If you’re serious about getting a work at home job, your typing skills may need improvement. After all, most work at home jobs require at least some time on a computer. More often than not, at-home workers spend the majority of their work day on the computer entering data, researching, writing, and doing other computer-related tasks.
If your typing isn’t up to speed (excuse the pun), you may be hurting your chances of landing the perfect work from home job. Start with a typing speed test to gauge your current speed, and then start improving your typing skills.
Most companies that offer computer jobs require their at-home workers to have a typing speed of at least 50 words per minute (WPM). Even jobs where you wouldn’t necessarily think of typing speed as an important asset, like telecommunications jobs, do require at least some computer work and a minimum typing speed.
I’ve seen plenty of remote jobs ask applicants to take a typing skills test as part of their application. Although some may not disqualify an applicant based on their typing speed alone, it’s possible that your typing skills weigh heavily on their decision. Hence, the importance of honing in on this skill before you start applying for jobs.
Learn Where Your Fingers Go
Remember those typing skills programs you used to use in Computers 101? They weren’t just for earning a useless grade; they do actually help you learn the proper finger placement so you can type faster. Typing shouldn’t be about plucking away at the keys as you stare at the keyboard.
Proper finger placement helps train your brain to learn where each key is so you won’t ever have to look at the keyboard and, instead, can focus on the monitor. You know, where your eyes belong. There are plenty of free typing lessons online that will help you get started.
Typing Skills Practice Time
Once you learn where your fingers need to go, you should spend time practicing. Free online tests usually offer plenty of helpful exercises that not only get you typing faster but also make it fun. Some websites offer games that test your abilities in a variety of ways but also make your practice sessions less tedious.

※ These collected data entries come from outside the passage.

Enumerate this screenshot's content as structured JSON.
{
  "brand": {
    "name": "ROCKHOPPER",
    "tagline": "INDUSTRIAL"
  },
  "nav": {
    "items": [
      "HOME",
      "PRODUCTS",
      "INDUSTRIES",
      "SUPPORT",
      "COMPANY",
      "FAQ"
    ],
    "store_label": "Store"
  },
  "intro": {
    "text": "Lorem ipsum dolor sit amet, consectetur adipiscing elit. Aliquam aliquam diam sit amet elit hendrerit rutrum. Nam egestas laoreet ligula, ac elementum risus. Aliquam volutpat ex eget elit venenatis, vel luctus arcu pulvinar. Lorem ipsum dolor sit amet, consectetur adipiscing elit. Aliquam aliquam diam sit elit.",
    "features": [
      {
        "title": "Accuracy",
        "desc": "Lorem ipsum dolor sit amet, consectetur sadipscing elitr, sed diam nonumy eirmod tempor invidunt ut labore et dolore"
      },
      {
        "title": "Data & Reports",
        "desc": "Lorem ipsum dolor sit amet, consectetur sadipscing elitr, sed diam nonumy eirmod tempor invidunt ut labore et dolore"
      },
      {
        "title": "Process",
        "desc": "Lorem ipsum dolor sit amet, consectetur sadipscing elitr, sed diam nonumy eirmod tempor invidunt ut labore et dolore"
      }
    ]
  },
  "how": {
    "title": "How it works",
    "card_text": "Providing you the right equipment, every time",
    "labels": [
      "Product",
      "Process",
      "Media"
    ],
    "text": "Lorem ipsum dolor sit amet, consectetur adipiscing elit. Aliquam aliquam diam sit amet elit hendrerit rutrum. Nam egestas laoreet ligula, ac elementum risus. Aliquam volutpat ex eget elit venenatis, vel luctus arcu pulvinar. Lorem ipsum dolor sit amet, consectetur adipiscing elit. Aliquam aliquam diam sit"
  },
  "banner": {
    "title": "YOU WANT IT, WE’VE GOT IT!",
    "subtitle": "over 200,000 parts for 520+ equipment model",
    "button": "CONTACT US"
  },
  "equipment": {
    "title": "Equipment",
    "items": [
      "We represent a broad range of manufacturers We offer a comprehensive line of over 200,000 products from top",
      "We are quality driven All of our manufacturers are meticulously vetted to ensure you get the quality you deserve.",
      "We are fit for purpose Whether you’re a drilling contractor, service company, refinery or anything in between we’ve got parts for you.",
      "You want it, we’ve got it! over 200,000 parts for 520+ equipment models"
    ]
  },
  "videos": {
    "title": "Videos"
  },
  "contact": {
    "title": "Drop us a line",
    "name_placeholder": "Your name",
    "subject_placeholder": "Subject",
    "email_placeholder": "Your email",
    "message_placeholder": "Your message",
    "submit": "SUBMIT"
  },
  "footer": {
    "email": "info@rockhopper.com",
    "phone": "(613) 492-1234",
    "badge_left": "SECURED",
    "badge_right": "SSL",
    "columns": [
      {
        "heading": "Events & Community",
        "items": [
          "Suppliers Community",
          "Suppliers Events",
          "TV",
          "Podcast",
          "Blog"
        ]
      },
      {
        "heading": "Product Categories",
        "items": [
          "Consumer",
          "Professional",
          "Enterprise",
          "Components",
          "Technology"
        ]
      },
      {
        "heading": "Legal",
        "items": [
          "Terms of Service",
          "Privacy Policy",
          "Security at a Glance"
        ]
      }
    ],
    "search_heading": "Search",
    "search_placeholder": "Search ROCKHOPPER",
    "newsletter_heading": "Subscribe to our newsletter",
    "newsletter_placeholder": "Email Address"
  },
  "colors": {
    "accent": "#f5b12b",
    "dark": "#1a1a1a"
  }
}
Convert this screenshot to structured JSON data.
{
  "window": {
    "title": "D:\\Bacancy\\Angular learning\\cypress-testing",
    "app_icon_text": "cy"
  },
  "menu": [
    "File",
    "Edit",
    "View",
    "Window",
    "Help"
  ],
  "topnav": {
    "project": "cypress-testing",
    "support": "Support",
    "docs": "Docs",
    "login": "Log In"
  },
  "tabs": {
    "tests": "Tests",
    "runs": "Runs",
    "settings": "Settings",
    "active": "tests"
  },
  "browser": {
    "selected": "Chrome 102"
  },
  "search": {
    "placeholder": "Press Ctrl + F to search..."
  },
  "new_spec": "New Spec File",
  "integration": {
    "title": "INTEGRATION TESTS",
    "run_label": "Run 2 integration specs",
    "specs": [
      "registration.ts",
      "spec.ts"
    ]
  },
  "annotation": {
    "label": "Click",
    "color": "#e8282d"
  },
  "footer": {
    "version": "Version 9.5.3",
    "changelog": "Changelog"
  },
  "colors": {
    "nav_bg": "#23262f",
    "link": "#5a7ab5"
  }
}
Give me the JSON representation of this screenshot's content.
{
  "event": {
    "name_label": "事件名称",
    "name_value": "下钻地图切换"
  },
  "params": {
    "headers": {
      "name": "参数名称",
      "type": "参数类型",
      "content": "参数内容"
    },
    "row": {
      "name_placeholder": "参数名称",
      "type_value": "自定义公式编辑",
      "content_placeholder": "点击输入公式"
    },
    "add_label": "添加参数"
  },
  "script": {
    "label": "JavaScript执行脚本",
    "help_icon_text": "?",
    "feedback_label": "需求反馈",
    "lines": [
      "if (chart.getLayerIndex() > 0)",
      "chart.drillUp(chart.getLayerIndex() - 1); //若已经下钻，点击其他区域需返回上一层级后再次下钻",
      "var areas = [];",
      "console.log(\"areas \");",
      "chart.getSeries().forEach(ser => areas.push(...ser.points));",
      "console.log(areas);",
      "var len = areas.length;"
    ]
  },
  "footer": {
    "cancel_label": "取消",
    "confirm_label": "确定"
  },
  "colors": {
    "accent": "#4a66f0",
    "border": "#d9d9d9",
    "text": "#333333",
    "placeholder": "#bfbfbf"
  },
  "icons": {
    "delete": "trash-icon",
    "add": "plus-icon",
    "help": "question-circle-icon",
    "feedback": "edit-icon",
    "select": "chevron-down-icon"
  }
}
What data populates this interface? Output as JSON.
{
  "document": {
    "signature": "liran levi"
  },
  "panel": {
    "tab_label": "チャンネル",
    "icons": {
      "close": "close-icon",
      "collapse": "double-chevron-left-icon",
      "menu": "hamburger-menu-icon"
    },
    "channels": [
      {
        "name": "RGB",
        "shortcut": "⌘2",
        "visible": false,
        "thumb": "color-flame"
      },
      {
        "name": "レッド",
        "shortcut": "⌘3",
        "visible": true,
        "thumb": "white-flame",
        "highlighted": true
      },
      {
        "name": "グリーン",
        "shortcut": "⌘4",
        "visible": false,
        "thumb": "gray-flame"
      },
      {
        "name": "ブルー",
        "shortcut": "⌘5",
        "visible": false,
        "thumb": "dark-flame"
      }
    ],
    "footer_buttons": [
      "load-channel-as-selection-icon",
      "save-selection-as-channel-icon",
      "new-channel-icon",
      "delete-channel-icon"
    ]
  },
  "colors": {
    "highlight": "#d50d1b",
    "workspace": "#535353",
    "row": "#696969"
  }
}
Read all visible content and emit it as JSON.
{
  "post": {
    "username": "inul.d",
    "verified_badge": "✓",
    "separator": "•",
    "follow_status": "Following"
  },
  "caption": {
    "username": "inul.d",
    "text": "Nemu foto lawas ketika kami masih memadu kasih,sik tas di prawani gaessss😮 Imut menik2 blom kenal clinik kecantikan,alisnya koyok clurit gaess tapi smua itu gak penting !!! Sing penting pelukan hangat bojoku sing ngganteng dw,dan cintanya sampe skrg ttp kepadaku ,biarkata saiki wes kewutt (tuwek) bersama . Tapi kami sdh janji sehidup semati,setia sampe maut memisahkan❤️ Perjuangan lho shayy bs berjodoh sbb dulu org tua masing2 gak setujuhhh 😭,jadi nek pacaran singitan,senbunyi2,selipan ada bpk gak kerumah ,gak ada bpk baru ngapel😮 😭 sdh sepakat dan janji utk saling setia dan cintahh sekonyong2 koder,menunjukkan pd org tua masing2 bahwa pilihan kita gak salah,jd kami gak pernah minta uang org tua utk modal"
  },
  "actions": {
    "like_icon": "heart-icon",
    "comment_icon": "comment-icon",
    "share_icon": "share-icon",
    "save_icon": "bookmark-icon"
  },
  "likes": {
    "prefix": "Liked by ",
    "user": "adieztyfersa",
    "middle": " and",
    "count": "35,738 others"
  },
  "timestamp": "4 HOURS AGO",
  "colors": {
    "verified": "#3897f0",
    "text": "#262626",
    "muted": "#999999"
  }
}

I suggest practicing with everyday things that use a lot of different letters and special characters. Grab a short article from a magazine and time yourself as you type it. Avoid looking at the keyboard as much as possible and tally up any mistakes you have when you’re done. Once you get faster at typing easy paragraphs, challenge yourself with more difficult text, like recipes. Recipes use numbers and special characters, plus have several unique formatting differences, that will put your skills to the test.
Keep Your Hands Healthy
One of the biggest downfalls of frequent typing – and computer use in general – is pain from repetitive use. Your posture can suffer tremendously, as can your wrists, hands, and fingers.
When you type, your hands, fingers, and wrists are actually doing something quite unnatural. It’s important to take frequent breaks to avoid serious injury. If you have to, set a timer for once every half an hour. Get up, walk around for a couple of minutes, and stretch your hands and arms. Roll your wrists in a circular motion to get all the kinks worked out.
Make sure you also have a comfortable desk and chair. Consider purchasing a padded mouse pad and wrist pad for your keyboard so your hands always have a comfortable area to rest as you type and use the computer. By keeping your hands and fingers in shape, you’ll avoid pain as you type so you can stay speedy.
Working from home often requires consistent skill upkeep and improvement, and your typing skills are just one set of skills that can set you apart from the rest. These pointers should get you moving more quickly on the keyboard. But, there are also plenty of in-person computer classes you can take if you want to go that route.